Toute notre narration, toutes nos positions reposent sur l’attachement à notre droit et à notre terre, sur la défense de la terre et sur la dignité. La narration de l’arrogance, des Etats-Unis, d’ «Israël» et de ceux qui sont avec eux repose sur la soumission à la domination du puissant injuste et criminel. Il ne suffit donc pas d’utiliser des termes et des slogans pour que ceux-ci deviennent justes...
Que signifie la «paix par la force» ? Cela signifie la tyrannie et la colonisation par la force, car la paix est l’absence d’usage de la force. Que signifie le génocide à Gaza commis par «Israël» ? C’est de la barbarie et de la criminalité, avec la complicité américaine et occidentale dans cette barbarie et cette criminalité, puisque ces pays ont soutenu cette action et ont gardé le silence, au lieu de la condamner. On ne peut pas appeler tout cela le «droit d’Israël à la sécurité».

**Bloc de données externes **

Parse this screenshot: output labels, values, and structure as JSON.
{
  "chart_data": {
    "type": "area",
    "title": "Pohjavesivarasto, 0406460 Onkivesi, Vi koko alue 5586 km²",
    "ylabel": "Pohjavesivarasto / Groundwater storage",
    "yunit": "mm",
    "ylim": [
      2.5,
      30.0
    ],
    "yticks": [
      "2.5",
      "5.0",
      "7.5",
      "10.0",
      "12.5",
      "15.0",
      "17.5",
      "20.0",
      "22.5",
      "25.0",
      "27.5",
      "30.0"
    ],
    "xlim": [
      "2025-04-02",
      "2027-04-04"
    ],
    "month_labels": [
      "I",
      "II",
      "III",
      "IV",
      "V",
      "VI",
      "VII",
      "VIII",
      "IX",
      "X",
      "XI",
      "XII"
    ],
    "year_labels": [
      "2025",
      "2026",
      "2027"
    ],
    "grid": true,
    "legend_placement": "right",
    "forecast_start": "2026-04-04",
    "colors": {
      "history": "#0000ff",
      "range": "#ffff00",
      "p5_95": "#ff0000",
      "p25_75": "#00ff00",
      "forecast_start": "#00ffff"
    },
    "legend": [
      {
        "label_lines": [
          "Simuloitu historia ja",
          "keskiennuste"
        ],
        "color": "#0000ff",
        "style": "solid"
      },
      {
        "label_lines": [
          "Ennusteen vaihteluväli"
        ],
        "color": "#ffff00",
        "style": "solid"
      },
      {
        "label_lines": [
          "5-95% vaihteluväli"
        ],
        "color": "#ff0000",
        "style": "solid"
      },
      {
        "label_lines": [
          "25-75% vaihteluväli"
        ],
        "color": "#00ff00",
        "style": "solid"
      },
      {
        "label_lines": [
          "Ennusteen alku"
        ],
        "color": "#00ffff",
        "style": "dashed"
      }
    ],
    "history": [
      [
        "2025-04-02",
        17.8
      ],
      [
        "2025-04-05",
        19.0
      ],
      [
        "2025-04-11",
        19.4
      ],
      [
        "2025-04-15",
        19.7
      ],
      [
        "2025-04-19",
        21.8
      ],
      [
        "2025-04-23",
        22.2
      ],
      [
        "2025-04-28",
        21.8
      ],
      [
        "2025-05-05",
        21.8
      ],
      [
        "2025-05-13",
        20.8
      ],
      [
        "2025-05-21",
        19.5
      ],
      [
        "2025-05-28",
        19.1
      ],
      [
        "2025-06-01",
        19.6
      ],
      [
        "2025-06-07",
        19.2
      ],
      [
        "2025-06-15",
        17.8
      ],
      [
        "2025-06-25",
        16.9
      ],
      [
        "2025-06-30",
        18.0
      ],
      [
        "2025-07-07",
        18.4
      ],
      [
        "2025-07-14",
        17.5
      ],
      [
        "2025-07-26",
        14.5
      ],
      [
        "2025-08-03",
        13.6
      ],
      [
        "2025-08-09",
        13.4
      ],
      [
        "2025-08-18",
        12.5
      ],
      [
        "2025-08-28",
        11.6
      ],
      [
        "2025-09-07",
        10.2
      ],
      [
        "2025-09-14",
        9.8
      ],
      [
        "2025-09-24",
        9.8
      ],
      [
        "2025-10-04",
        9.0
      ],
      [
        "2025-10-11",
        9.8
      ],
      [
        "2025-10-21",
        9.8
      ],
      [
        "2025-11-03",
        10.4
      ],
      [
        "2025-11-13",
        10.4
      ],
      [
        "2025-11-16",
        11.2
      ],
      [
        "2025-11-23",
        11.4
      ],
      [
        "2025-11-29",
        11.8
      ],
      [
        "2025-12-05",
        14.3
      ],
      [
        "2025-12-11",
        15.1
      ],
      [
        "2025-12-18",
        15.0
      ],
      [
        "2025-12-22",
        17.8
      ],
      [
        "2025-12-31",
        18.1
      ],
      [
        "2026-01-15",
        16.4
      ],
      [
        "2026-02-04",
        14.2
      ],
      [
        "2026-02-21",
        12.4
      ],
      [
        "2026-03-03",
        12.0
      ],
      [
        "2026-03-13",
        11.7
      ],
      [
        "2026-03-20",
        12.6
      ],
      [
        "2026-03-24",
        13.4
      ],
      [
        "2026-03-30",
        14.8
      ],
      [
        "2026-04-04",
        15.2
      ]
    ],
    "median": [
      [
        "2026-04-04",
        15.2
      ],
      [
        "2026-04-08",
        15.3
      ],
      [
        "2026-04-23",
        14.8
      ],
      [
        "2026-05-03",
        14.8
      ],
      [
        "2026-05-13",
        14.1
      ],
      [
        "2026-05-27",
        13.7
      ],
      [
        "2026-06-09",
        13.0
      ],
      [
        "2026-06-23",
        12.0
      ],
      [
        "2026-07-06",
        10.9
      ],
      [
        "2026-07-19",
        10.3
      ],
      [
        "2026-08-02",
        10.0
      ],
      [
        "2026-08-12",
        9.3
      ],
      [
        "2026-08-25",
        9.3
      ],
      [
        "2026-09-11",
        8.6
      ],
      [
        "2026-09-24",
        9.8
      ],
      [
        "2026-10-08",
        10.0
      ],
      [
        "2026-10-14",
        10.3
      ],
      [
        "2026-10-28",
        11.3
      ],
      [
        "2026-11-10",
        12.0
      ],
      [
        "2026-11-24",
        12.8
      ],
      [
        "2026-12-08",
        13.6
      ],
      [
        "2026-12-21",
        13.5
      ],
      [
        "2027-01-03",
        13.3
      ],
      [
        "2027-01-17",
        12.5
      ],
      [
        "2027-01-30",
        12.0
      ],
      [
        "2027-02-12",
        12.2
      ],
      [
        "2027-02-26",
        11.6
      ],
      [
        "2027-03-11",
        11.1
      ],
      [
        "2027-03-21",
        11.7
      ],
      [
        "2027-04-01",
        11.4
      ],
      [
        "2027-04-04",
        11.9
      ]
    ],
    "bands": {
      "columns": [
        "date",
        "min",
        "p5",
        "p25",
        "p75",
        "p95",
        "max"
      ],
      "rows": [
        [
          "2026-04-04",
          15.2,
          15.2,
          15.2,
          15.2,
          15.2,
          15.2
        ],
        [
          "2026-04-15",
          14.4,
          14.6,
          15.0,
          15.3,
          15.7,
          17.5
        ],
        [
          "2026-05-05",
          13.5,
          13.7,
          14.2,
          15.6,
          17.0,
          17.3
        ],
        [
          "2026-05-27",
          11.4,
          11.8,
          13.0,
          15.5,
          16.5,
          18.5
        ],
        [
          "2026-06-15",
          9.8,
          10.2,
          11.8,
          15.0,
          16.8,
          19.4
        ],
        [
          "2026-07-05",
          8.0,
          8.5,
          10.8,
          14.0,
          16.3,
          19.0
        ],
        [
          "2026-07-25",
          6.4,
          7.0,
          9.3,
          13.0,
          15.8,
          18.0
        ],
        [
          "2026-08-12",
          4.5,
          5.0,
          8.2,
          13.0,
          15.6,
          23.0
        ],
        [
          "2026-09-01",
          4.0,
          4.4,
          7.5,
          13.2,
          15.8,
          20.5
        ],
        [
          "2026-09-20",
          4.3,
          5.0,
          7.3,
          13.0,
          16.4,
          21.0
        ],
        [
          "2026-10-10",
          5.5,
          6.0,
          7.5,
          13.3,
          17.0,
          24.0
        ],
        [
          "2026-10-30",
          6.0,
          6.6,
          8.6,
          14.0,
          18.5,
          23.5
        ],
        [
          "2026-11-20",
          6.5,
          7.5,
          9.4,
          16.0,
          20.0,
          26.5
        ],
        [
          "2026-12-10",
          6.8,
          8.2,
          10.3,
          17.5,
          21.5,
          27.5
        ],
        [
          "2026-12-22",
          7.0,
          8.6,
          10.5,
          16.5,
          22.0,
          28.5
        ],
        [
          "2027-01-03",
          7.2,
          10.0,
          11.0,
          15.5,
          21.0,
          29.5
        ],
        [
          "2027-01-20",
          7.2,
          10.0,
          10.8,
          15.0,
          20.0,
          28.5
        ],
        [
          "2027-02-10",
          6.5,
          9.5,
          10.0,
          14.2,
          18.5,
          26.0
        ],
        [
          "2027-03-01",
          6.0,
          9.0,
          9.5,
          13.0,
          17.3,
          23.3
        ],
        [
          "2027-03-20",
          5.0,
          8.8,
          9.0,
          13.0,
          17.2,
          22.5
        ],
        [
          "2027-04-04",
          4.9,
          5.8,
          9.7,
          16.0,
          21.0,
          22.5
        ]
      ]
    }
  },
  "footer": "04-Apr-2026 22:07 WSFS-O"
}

Que signifie l’agression américaine contre le Liban et l’agression américano-«israélienne» contre le Liban ? On ne peut pas la justifier par la peur d’une menace de la résistance ou par une intention supposée de la résistance. Si la résistance a une intention, et que vous vous trouvez face à une agression directe, laquelle doit être confrontée en priorité : l’agression ou l’intention ?
Nous voyons les menaces qui pèsent sur le Groenland, sur l’Europe, sur le Canada, sur le Venezuela : Sous quel le titre ? On dit que c’est pour la sécurité nationale américaine. Où est le droit ? Ce sont les habitants qui sont les propriétaires de la terre.
La guerre contre l’Iran, cette fois-ci, peut embraser la région. Pour nous, l’Iran nous a aidés pendant 42, 43 ans et continue de le faire sous le titre de la légitimité de la libération de la terre. Tandis que les Etats-Unis et «Israël», et ceux qui sont avec, aident «Israël» à contraindre notre pays à neutraliser la force du Liban, à semer les graines de la discorde, à gérer la question des déplacés syriens et tous les autres dossiers, y compris celui de la corruption au Liban qui est sous la gestion américano-«israélienne».
Que personne ne nous demande pourquoi nous adoptons cette position. C’est la position du droit. Nous ne serons pas de ceux qui facilitent ces démarches ; nous espérons les freiner et les entraver. Avec la reddition, nous perdons tout, sans limite ; avec la défense, l’espoir reste ouvert à de nombreuses possibilités. Cet esprit que Dieu Tout-Puissant nous a donné ne se séparera pas de nos corps sauf si dieu le veut. Il est entre les mains de son Créateur. Ne nous menacez pas de mort : la mort n’est pas entre vos mains, elle est entre les mains de Dieu. Mais la dignité et la fierté sont entre nos mains, et nous n’y renoncerons pas, car, pour nous, c’est une responsabilité.
Je salue la République islamique d’Iran, et je dis à tout le peuple iranien : vous êtes le joyau de la couronne. Nous sommes avec vous et vous êtes avec nous. Toutes les salutations à notre Guide et à notre Wali al-fakih. Et, si Dieu le veut, ô notre Imam Khamenei, nous serons toujours avec vous. Nous demandons à Dieu de vous accorder le succès pour remettre l’étendard directement au Maître du Temps. Que la paix, la miséricorde de Dieu et Ses bénédictions soient avec vous.